Front. Immunol., 17 May 2024
Sec. Autoimmune and Autoinflammatory Disorders: Autoinflammatory Disorders

Commentary: Efficacy and safety of the innovative monoclonal antibodies in adults with generalized myasthenia gravis: a Bayesian network analysis

Ina ZhangIna Zhang1Jeroen P. JansenJeroen P. Jansen1Benjamin J. YungherBenjamin J. Yungher2Adrian KielhornAdrian Kielhorn2Karen S. Yee*Karen S. Yee2*
  • 1Evidence Synthesis and Decision Modeling, PRECISIONheor, Oakland, CA, United States
  • 2Alexion, AstraZeneca Rare Disease, Boston, MA, United States

A Commentary on
Efficacy and safety of the innovative monoclonal antibodies in adults with generalized myasthenia gravis: a Bayesian network analysis

By Chen H, Qiu Y, Yin Z, Wang Z, Tang Y, Ni H, Lu J, Chen Z, Kong Y and Wang Z (2023). Front. Immunol. 14:1280226. doi: 10.3389/fimmu.2023.1280226

Introduction

We read with interest the recent article by Chen et al., 2023 reporting results of their network meta-analysis (NMA) comparing interventions for generalized Myasthenia Gravis (gMG) (1). NMA is an established technique to estimate relative treatment effects among competing interventions based on the available randomized controlled trials (RCTs). NMA findings are relevant for healthcare decision-making when the compared interventions are appropriate for the same target population of interest (2, 3). In essence, we consider the comparisons made in an NMA as relevant if it would make sense to compare all the NMA interventions simultaneously in a new head-to-head RCT (assuming this would be ethically defendable).
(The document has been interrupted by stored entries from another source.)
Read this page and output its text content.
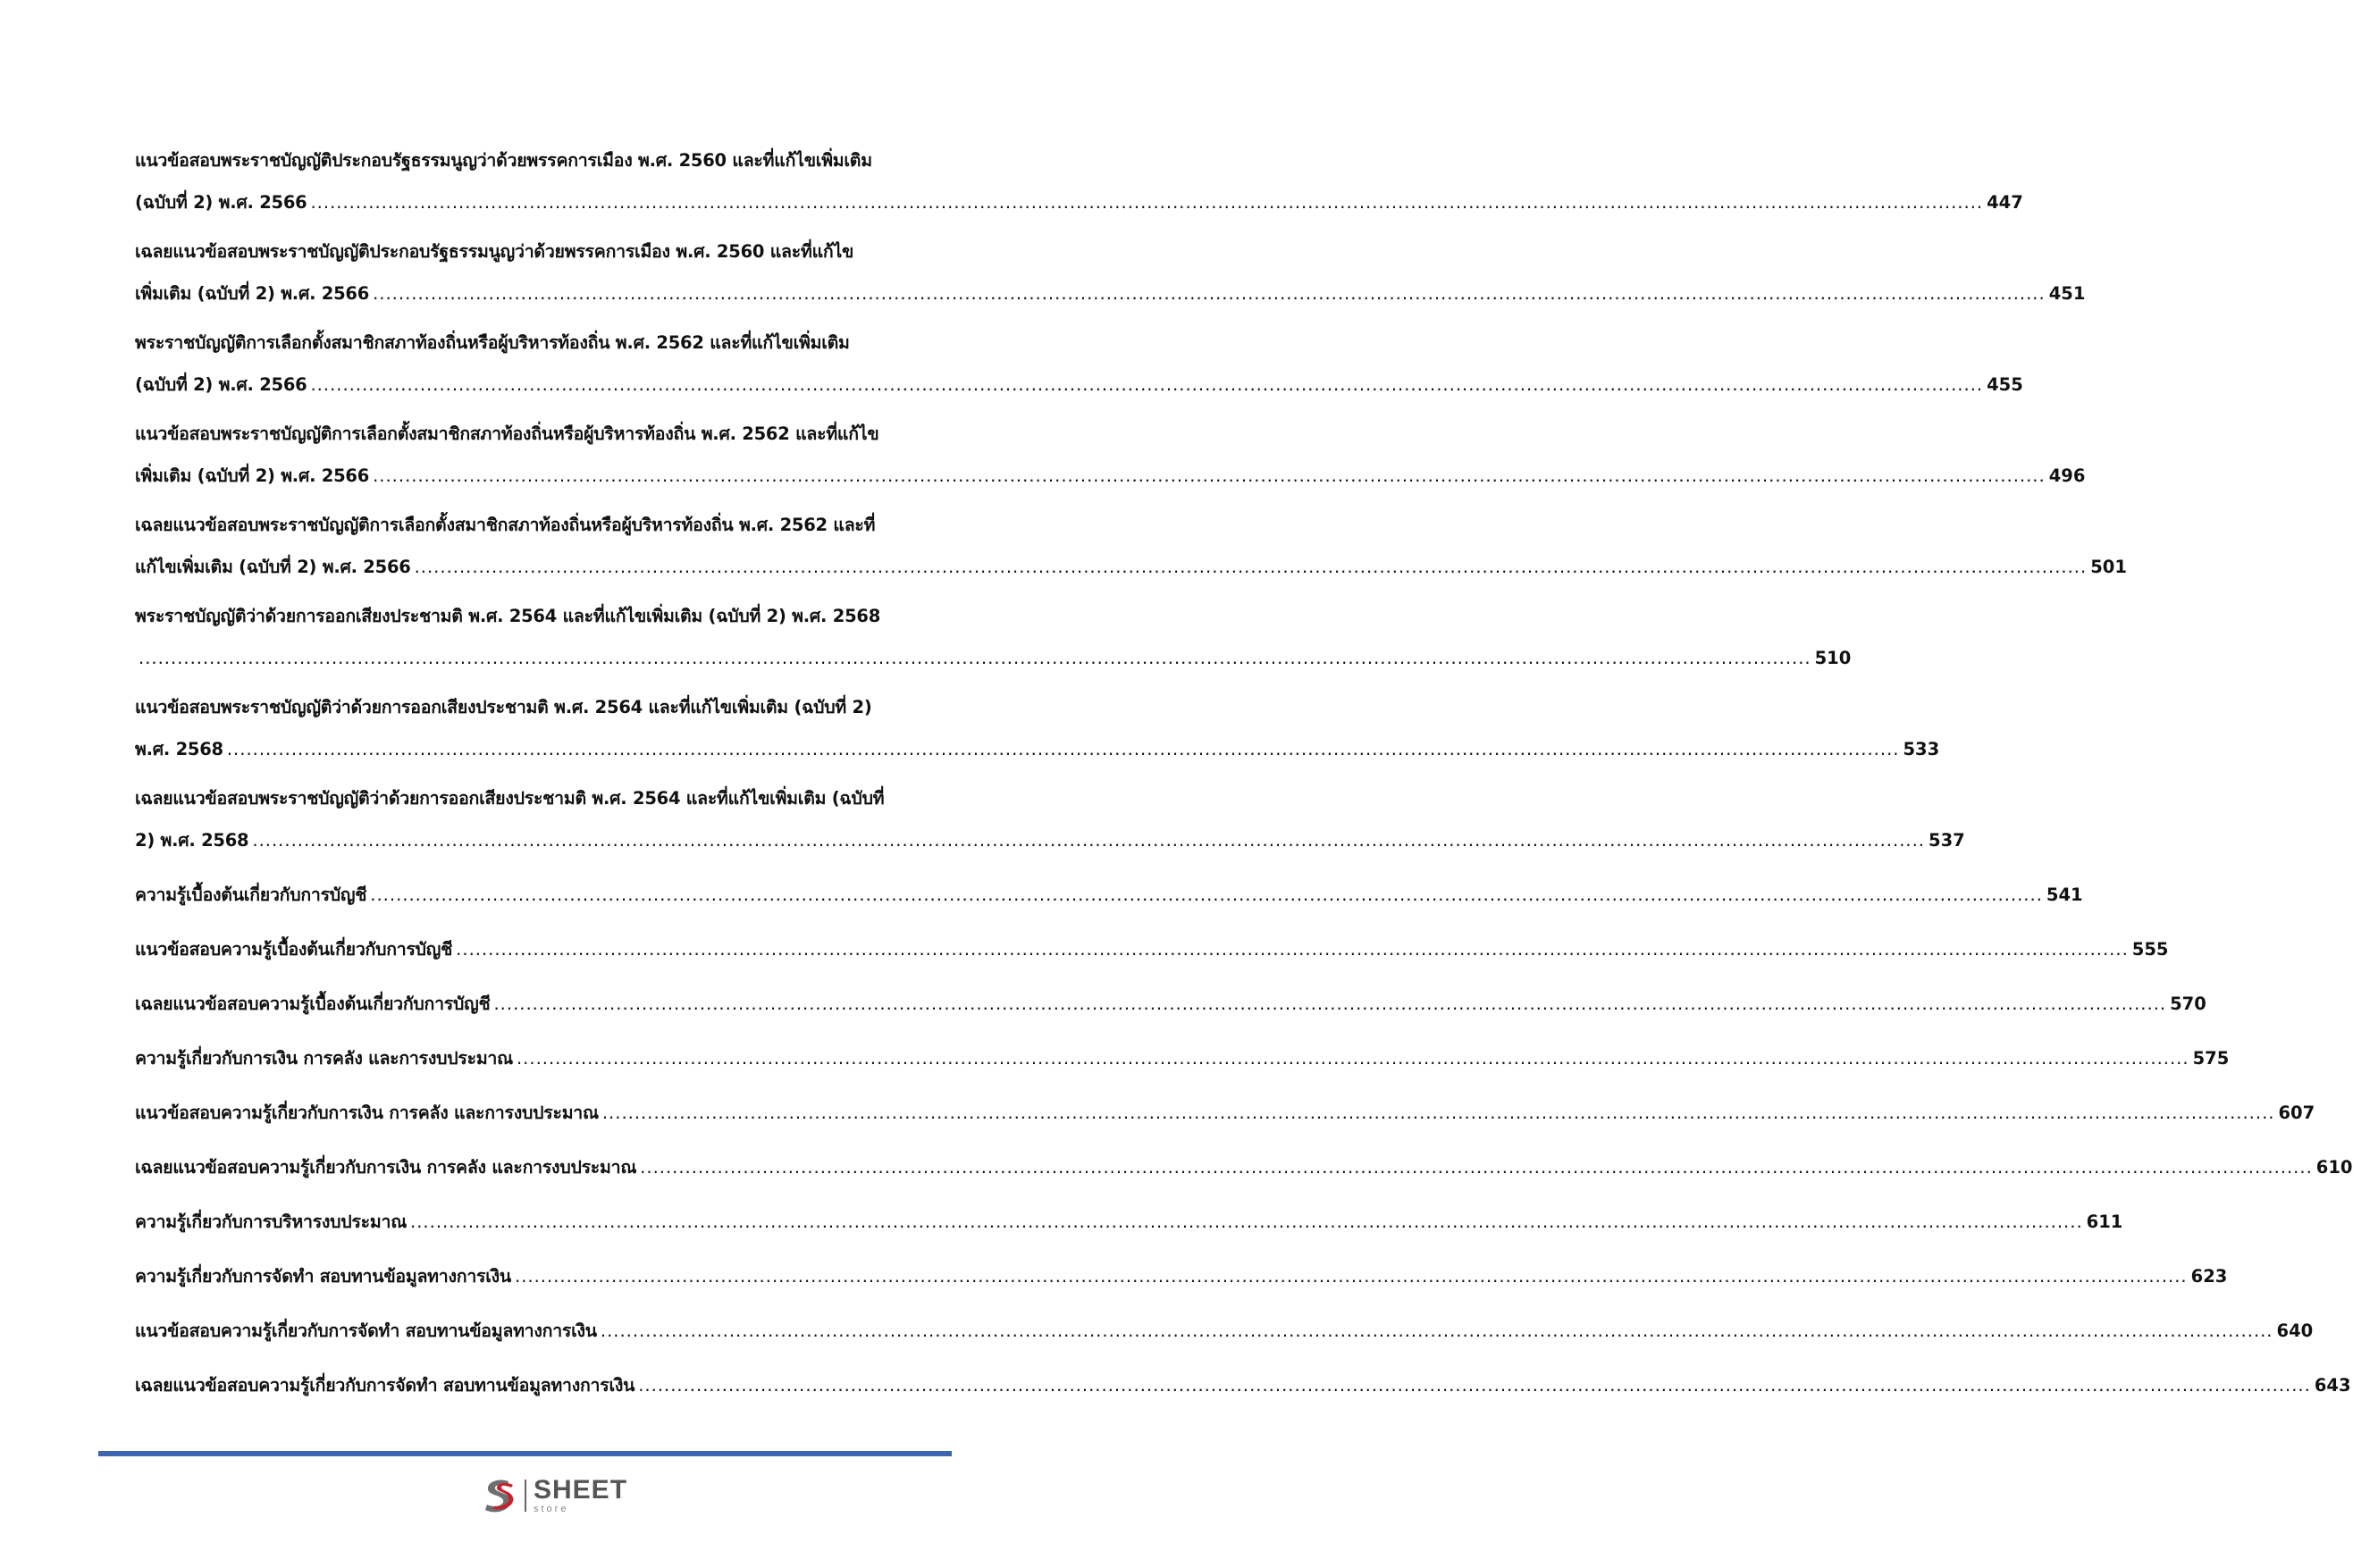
แนวข้อสอบพระราชบัญญัติประกอบรัฐธรรมนูญว่าด้วยพรรคการเมือง พ.ศ. 2560 และที่แก้ไขเพิ่มเติม
(ฉบับที่ 2) พ.ศ. 2566 .................................................................................................................................................................................................................................................................... 447
เฉลยแนวข้อสอบพระราชบัญญัติประกอบรัฐธรรมนูญว่าด้วยพรรคการเมือง พ.ศ. 2560 และที่แก้ไข
เพิ่มเติม (ฉบับที่ 2) พ.ศ. 2566 .................................................................................................................................................................................................................................................................... 451
พระราชบัญญัติการเลือกตั้งสมาชิกสภาท้องถิ่นหรือผู้บริหารท้องถิ่น พ.ศ. 2562 และที่แก้ไขเพิ่มเติม
(ฉบับที่ 2) พ.ศ. 2566 .................................................................................................................................................................................................................................................................... 455
แนวข้อสอบพระราชบัญญัติการเลือกตั้งสมาชิกสภาท้องถิ่นหรือผู้บริหารท้องถิ่น พ.ศ. 2562 และที่แก้ไข
เพิ่มเติม (ฉบับที่ 2) พ.ศ. 2566 .................................................................................................................................................................................................................................................................... 496
เฉลยแนวข้อสอบพระราชบัญญัติการเลือกตั้งสมาชิกสภาท้องถิ่นหรือผู้บริหารท้องถิ่น พ.ศ. 2562 และที่
แก้ไขเพิ่มเติม (ฉบับที่ 2) พ.ศ. 2566 .................................................................................................................................................................................................................................................................... 501
พระราชบัญญัติว่าด้วยการออกเสียงประชามติ พ.ศ. 2564 และที่แก้ไขเพิ่มเติม (ฉบับที่ 2) พ.ศ. 2568
.................................................................................................................................................................................................................................................................... 510
แนวข้อสอบพระราชบัญญัติว่าด้วยการออกเสียงประชามติ พ.ศ. 2564 และที่แก้ไขเพิ่มเติม (ฉบับที่ 2)
พ.ศ. 2568 .................................................................................................................................................................................................................................................................... 533
เฉลยแนวข้อสอบพระราชบัญญัติว่าด้วยการออกเสียงประชามติ พ.ศ. 2564 และที่แก้ไขเพิ่มเติม (ฉบับที่
2) พ.ศ. 2568 .................................................................................................................................................................................................................................................................... 537
ความรู้เบื้องต้นเกี่ยวกับการบัญชี .................................................................................................................................................................................................................................................................... 541
แนวข้อสอบความรู้เบื้องต้นเกี่ยวกับการบัญชี .................................................................................................................................................................................................................................................................... 555
เฉลยแนวข้อสอบความรู้เบื้องต้นเกี่ยวกับการบัญชี .................................................................................................................................................................................................................................................................... 570
ความรู้เกี่ยวกับการเงิน การคลัง และการงบประมาณ .................................................................................................................................................................................................................................................................... 575
แนวข้อสอบความรู้เกี่ยวกับการเงิน การคลัง และการงบประมาณ .................................................................................................................................................................................................................................................................... 607
เฉลยแนวข้อสอบความรู้เกี่ยวกับการเงิน การคลัง และการงบประมาณ .................................................................................................................................................................................................................................................................... 610
ความรู้เกี่ยวกับการบริหารงบประมาณ .................................................................................................................................................................................................................................................................... 611
ความรู้เกี่ยวกับการจัดทำ สอบทานข้อมูลทางการเงิน .................................................................................................................................................................................................................................................................... 623
แนวข้อสอบความรู้เกี่ยวกับการจัดทำ สอบทานข้อมูลทางการเงิน .................................................................................................................................................................................................................................................................... 640
เฉลยแนวข้อสอบความรู้เกี่ยวกับการจัดทำ สอบทานข้อมูลทางการเงิน .................................................................................................................................................................................................................................................................... 643
SHEET
store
The credibility of an NMA hinges upon whether studies included in the analysis are representative of the target population of interest and do not differ systematically in their distributions of treatment effect-modifiers. Treatment effect-modifiers are study design characteristics, patient characteristics, or contextual factors that impact the observed treatment effect for a particular study intervention (4). With this in mind, we would like to highlight key aspects of the NMA by Chen et al. that limits their findings to inform decision making and difficult to apply in routine clinical care.

Discussion

Chen et al. did not explicitly define the target population of interest for their NMA. This is crucial from a relevance perspective because it defines which interventions are relevant to compare and to whom the results are applicable. The NMA aims to compare the efficacy of monoclonal antibodies across multiple treatment classes including FcRn inhibitors, complement inhibitors, and B-cell targeting therapies for gMG. Unfortunately, Chen et al. did not specify whether the target population of interest for their NMA are anti-acetylcholine receptor antibody-seropositive (AChR+) patients, muscle-specific kinase antibody-seropositive (MuSK+) patients, or a mixed population. According to the Food and Drug Administration, eculizumab, ravulizumab, zilucoplan, efgartigimod are indicated for patients with gMG who are AChR+, whereas rozanolixizumab is indicated for patients who are AChR+ or MuSK+ (59). Complement inhibitors (eculizumab, ravulizumab, zilucoplan) are not considered suitable for MUSK+ patients (10). Comparing eculizumab, ravulizumab, zilucoplan, efgartigimod, and rozanolixizumab in a single NMA, as done by Chen et al., implies that the actual target population of their interest is the AChR+ gMG population. Without an explicit statement of the target population in the study objective, readers may be confused as to which population the findings are applicable thereby undermining clinical relevance. Worse, readers may mistakenly conclude that comparisons and findings of the NMA are reflective of any gMG population.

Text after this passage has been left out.